Stoichiometry is the calculation of reactants and products in chemical reactions. It is a key concept ensuring that the law of conservation of mass is satisfied—meaning atoms are neither created nor destroyed. The heart of stoichiometry is balanced equations from which we derive the mole ratios necessary in calculations.In this chemical reaction:- The balanced equation is: \[3~\mathrm{Ag}^{+} + \mathrm{AsO}_{4}^{3-} \rightarrow \mathrm{Ag}_{3}~\mathrm{AsO}_{4}\]- For every mole of \(\mathrm{AsO}_{4}^{3-}\), three moles of \(\mathrm{Ag}^{+}\) are required.- Knowing the moles of \(\mathrm{Ag}^{+}\) used (0.00255 mol), you can determine the moles of arsenate ion: \[\text{Moles of } \mathrm{AsO}_{4}^{3-} = \frac{0.00255}{3} \approx 0.00085~\text{mol}\]

Precipitation Reaction

A precipitation reaction involves the formation of a solid, known as a precipitate, when two solutions are combined.

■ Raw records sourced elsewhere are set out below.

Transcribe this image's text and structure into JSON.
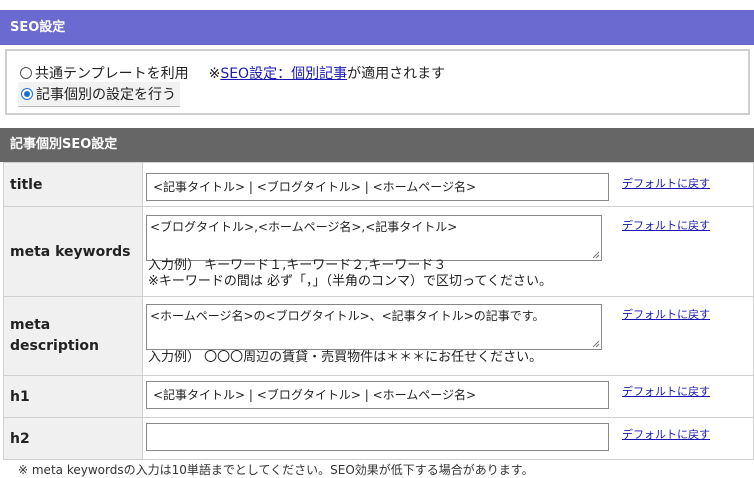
{
  "seo_header": "SEO設定",
  "mode": {
    "option_common": "共通テンプレートを利用",
    "note_prefix": "※",
    "note_link": "SEO設定：個別記事",
    "note_suffix": "が適用されます",
    "option_individual": "記事個別の設定を行う",
    "selected": "individual"
  },
  "sub_header": "記事個別SEO設定",
  "default_link": "デフォルトに戻す",
  "fields": {
    "title": {
      "label": "title",
      "value": "<記事タイトル> | <ブログタイトル> | <ホームページ名>"
    },
    "keywords": {
      "label": "meta keywords",
      "value": "<ブログタイトル>,<ホームページ名>,<記事タイトル>",
      "example1": "入力例）  キーワード１,キーワード２,キーワード３",
      "example2": "※キーワードの間は   必ず「，」（半角のコンマ）で区切ってください。"
    },
    "description": {
      "label_line1": "meta",
      "label_line2": "description",
      "value": "<ホームページ名>の<ブログタイトル>、<記事タイトル>の記事です。",
      "example": "入力例）  〇〇〇周辺の賃貸・売買物件は＊＊＊にお任せください。"
    },
    "h1": {
      "label": "h1",
      "value": "<記事タイトル> | <ブログタイトル> | <ホームページ名>"
    },
    "h2": {
      "label": "h2",
      "value": ""
    }
  },
  "footer_note": "※ meta keywordsの入力は10単語までとしてください。SEO効果が低下する場合があります。"
}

This type of reaction is an important aspect of chemistry, especially with respect to purification and analysis of compounds.In the exercise, the reaction between \(\mathrm{Ag}^{+}\) and \(\mathrm{AsO}_{4}^{3-}\) results in the formation of the insoluble compound \(\mathrm{Ag}_{3}~\mathrm{AsO}_{4}\), indicating it precipitates out of the solution.Characteristics of the precipitation reaction:

• Component ions combine to form a less soluble, solid compound.
• Agitates or forms a cloudy solution indicating solid formation.
• Important for determining the endpoint in titrations or when separating components in mixtures.

Understanding these characteristics helps when applying precipitation reactions in chemical analysis and purification techniques.